At some time I will tell more about our parish of Aughavas and our little townland of Graigeog. I prefer “Graigeog” to the usual spelling “Gradoge”, by the way, because the latter would lead to one pronouncing it “grad-oge”; we always said “grad -joge”; it means “village” or “hamlet”. But leaving all that aside …
Anyway, why did we emigrate? Briefly: my uncle, John Francis Kenny, played a crucial role in this. (I may have a lot more to say about Father John in the future). After studying for the priesthood he went to the US in 1930, and was a priest in rural Missouri. He enlisted as a chaplain in the US army during the war (against his bishop’s wishes).
In 1945 he was with the American occupation forces in Germany, and somehow managed to get a pass from the Seventh Army commander, Gen. Alexander Patch, to visit his family in Ireland for Christmas. There were complications because Eire had been neutral during the war; which may be why I remember him as wearing a funny white checked suit (not a uniform), always in a hurry to see and talk to everybody—at full volume! So there were always crowds of people around. He chain-smoked his American cigarettes, tossing them away when only half-consumed; and youngsters would pick up the “fags” and keep them from going to waste.

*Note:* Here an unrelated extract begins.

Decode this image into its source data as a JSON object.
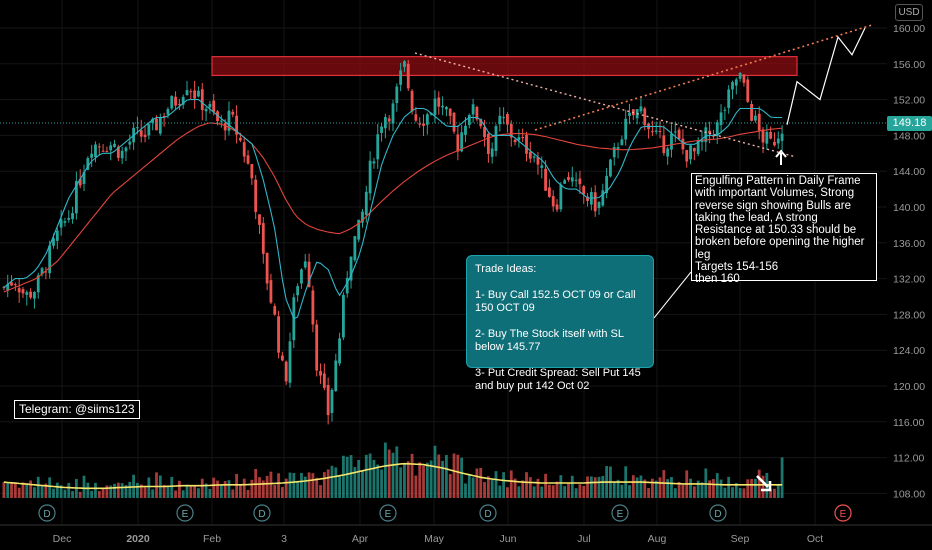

I might mention that Fr. John made quite a sensation when he told the neighbors what it was like to liberate a German concentration camp—which certainly dampened some of the pro-German feeling which went along with continuing bitterness toward England. One item: my brother John remembered him telling our father how he and the other officers had to take over the job of burying dead, starved prisoners (I think this was at Dachau?) – because the enlisted men assigned to that duty went berserk and began shooting the captured guards. I guess it helped to unload this on his oldest brother; my dad could be a good and comforting listener.
But the other thing he talked to my dad about was the need to emigrate. Fr. John probably had the shock of many a returning Irishman in those days, of seeing anew how backward his native land really was. John F. Kenny could always be very persuasive when he was sure he was right! And from that followed our emigration from Ireland, though not until nearly three years later.
For a man of 48 with a 40-year-old wife, starting over in a new country with four young children must have been a daunting task—even with the strong support of his priestly brother, and some (I think reluctant) promises of support from a relative already in the US who was in a position to help. I wonder if my dad was familiar with the mournful old song of emigration:
A Stór Mo Chroí, in the stranger’s land
There is plenty of wealth and wailing.
Whilst gems adorn the great and the grand
There are faces with hunger paling.
But he and our mother made the fateful decision for us all. We departed, leaving the little farm to my uncle Peter Kenny. And it all worked out.